This is Africa! Volunteering in Südafrika – Teil 2

Nieu-Bethesda

„Was ist das für ein Gestank?“ 

Das fragte ich mich als erstes, als der Wecker mich am 2. Tag unseres Nieu-Bethesda Abenteuers um 7:00 weckte. Irgendwie roch es in unserer Hütte nicht besonders gut. Und jedes Mal, wenn ich meinen Kopf bewegte, wurde der Geruch schlimmer. Und dann fiel es mir wieder ein: das Wasser war schuld! Meine Haare rochen am nächsten Morgen noch ekelhafter nach faulen Eiern als am Abend zuvor.
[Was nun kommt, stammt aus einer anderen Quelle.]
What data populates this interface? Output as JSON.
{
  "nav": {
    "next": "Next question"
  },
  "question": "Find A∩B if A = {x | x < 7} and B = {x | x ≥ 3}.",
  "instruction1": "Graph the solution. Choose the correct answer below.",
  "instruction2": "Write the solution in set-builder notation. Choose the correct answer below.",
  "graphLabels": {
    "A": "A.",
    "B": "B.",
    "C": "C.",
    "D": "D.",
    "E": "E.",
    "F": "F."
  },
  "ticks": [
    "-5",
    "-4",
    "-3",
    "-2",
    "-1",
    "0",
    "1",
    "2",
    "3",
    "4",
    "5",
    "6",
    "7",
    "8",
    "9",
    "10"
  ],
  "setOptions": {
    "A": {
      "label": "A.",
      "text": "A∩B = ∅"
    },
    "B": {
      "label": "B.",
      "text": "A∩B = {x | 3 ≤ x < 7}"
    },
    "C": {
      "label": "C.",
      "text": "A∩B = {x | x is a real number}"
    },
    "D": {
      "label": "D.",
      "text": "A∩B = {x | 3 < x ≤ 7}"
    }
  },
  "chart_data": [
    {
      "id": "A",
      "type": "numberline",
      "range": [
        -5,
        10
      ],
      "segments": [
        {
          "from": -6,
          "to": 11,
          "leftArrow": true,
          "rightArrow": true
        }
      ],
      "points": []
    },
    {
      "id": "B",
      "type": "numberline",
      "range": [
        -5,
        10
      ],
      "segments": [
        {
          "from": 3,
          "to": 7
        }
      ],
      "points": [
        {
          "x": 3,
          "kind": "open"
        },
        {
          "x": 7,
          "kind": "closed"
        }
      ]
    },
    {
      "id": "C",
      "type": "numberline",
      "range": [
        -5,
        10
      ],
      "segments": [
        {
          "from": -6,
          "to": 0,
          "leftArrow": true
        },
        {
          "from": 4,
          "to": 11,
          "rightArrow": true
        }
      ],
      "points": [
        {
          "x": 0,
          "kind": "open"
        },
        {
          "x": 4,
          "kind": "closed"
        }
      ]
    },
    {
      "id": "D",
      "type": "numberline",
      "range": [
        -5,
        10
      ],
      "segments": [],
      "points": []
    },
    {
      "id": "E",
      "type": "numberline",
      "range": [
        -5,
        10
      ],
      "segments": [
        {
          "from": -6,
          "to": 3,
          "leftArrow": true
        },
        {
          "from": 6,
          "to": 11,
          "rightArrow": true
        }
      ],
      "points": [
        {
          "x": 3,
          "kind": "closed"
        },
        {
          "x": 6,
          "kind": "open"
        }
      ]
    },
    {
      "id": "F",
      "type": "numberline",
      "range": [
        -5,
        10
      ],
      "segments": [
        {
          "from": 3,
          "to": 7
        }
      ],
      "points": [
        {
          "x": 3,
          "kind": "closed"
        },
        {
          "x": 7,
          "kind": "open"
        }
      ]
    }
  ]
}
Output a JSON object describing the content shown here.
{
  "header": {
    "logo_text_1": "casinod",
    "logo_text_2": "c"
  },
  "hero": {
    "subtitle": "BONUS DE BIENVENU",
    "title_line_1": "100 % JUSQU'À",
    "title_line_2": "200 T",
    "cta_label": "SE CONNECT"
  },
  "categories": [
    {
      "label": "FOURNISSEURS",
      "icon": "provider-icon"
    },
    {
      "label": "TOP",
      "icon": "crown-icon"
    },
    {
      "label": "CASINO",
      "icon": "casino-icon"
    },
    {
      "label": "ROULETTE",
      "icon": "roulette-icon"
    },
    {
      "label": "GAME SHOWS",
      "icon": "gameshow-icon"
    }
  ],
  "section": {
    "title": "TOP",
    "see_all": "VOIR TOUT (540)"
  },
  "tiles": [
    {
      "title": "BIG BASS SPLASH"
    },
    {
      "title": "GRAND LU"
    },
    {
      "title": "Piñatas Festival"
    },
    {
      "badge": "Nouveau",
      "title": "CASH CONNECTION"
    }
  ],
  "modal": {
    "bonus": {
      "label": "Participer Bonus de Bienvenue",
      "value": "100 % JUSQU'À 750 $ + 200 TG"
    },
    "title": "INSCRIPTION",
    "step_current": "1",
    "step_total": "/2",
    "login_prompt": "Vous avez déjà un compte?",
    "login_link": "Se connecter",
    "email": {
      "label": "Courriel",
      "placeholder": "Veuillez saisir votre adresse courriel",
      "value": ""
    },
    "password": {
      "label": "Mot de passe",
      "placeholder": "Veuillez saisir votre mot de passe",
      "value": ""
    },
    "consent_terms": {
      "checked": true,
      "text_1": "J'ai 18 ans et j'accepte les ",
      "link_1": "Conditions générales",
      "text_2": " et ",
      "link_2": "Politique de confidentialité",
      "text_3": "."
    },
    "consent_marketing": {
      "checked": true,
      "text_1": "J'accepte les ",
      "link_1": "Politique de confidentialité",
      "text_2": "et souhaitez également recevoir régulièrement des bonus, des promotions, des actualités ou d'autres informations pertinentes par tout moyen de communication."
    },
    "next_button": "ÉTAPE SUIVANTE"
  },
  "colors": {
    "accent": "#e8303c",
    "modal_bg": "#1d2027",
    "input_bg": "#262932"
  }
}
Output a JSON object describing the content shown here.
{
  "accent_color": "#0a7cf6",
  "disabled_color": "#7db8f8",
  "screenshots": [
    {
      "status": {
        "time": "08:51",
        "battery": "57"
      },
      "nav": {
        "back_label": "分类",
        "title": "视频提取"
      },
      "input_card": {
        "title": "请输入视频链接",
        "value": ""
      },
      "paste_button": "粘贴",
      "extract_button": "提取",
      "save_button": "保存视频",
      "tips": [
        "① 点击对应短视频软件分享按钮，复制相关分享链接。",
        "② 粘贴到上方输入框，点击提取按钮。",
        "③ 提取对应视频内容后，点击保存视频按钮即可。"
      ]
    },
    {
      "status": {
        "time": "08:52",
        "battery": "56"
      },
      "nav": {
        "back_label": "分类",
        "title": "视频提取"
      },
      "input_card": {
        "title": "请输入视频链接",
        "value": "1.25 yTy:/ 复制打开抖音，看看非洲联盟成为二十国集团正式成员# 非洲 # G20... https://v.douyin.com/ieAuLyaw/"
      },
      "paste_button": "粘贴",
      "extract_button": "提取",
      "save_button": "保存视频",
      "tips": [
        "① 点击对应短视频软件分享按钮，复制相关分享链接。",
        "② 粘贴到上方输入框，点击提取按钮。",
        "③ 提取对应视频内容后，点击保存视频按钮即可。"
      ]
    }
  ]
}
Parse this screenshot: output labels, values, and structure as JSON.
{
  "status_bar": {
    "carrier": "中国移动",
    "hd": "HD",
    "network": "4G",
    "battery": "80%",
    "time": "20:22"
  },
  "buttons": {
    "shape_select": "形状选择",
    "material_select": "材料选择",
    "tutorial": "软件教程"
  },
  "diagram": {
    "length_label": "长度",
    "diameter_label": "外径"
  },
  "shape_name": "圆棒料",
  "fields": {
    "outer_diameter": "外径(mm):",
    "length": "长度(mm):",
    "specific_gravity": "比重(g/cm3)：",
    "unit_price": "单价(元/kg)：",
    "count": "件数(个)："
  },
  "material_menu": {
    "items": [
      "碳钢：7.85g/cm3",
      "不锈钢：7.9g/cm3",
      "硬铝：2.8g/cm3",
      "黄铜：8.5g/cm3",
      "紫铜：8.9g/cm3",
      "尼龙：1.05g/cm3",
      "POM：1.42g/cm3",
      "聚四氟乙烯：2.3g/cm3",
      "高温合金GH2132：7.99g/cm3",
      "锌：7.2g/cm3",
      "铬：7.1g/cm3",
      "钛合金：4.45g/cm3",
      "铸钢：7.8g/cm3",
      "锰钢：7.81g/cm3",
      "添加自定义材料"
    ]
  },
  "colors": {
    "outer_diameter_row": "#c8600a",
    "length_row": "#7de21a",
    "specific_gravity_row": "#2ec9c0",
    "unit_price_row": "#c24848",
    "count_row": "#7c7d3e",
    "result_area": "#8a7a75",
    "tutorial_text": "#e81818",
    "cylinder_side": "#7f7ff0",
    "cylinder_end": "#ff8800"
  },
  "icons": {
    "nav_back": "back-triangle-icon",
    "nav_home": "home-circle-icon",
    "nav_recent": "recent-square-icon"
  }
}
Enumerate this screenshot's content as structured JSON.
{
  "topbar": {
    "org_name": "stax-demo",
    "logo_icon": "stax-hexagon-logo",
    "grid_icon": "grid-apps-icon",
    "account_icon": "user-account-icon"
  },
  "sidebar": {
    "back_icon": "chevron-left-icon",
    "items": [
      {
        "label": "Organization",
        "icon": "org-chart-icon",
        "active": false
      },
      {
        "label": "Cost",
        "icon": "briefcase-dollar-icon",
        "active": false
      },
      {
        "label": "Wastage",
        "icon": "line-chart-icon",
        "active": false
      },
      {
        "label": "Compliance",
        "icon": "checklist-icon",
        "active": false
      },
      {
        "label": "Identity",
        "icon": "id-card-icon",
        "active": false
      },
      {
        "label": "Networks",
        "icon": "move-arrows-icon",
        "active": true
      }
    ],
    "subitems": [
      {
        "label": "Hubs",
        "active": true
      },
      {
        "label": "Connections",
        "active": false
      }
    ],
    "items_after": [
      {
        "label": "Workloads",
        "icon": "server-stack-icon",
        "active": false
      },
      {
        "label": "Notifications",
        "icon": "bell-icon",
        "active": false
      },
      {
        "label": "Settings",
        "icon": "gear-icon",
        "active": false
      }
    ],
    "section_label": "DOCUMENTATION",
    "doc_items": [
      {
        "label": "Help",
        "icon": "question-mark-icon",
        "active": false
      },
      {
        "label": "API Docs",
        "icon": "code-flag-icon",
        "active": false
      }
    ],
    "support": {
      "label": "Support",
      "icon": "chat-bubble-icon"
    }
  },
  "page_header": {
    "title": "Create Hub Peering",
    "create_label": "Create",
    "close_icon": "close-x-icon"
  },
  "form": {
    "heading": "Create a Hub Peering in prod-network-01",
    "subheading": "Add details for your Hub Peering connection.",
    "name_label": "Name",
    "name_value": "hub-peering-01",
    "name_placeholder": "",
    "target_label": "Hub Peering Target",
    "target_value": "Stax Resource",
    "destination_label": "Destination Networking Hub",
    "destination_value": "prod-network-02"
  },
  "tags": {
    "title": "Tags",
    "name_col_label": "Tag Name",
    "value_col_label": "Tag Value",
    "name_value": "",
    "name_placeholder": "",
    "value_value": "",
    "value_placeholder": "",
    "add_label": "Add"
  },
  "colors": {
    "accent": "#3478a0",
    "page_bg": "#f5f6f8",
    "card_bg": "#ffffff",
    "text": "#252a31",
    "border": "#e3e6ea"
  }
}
Wir quälten uns in der Eiseskälte aus dem Bett und machten uns im Badezimmer frisch. Das Badezimmer im Hostel konnten wir ja nicht benutzen, also gingen wir zum Außenbad. Das bestand aus einem Wasserhahn, der außen am Hostel angebracht war. Immerhin konnten wir uns die Zähne putzen, der Rest war ja noch vom Eierwasser frisch.

Nieu-Bethesda Bathroom

Als wir um 8:00 im Restaurant ankamen, hieß es erst mal frühstücken. Uns wurde zwar gesagt, dass wir um 8:00 da sein sollen, um mit der Arbeit anzufangen, aber in Nieu-Bethesda nimmt das niemand so genau. Anfangs war das Frühstück super. Wir konnten das übrig gebliebene Brot vom Vortag essen und uns am Kühlschrank in der Restaurantküche bedienen, der alles beinhaltete, was auch auf die Käseplatte kam: verschiedene Sorten Cheddar, Frischkäse und Salami – zusätzlich standen verschiedene Sorten Marmelade bereit.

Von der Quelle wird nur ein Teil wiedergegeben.